Ich muss schneller werden. Ich beginne wahllos Namen aufzuzählen, in Windeseile. Aber ich schaffe es nicht, mehr als zwei Namen pro Sekunde auszusprechen. Ich komme nicht hinterher. Obwohl diese Tiere hier in Deutschland für nichts als einen Gaumenkitzel ihr Leben lassen mussten, kann ich ihrer nicht einmal in würdiger Form gedenken. Nicht einmal mit einer einzigen Sekunde. Es geht nicht, wir töten einfach viel zu schnell.

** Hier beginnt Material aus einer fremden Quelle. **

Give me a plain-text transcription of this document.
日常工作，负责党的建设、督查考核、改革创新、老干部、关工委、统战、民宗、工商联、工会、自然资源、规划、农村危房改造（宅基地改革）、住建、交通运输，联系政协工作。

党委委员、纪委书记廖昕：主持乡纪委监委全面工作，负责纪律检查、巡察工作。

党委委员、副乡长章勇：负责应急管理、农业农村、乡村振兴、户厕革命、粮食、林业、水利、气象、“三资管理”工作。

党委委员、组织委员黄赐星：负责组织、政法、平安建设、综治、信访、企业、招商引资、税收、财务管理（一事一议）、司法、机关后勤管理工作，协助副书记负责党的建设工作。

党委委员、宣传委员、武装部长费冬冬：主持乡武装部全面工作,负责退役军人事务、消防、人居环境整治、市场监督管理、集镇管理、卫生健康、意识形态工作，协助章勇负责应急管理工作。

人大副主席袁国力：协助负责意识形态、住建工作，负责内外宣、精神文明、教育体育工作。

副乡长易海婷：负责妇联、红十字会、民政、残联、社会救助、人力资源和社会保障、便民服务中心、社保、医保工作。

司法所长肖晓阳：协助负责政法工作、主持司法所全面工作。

Bedrückt gehe ich wieder in mein Bett. Mein Herz wurde mir heute gebrochen – von meiner eigenen Familie. Nie wieder werde ich mich mit einem unserer Hasen anfreunden. Zu sehr schmerzt es, weiß ich doch jetzt, dass mein Vater auch mein nächstes Lieblingstier wieder töten würde. Das stimmt mich traurig. Es war so eine wundervolle Zeit mit Odette. Es ist jetzt 23 Uhr. Ich stelle meinen Wecker auf 7 Uhr. Mit dem Gedanken, dass bis zu dem Zeitpunkt, an dem mein Wecker morgen klingelt, weitere 698.632 Tiere in Deutschland tot sein werden, schlafe ich langsam ein.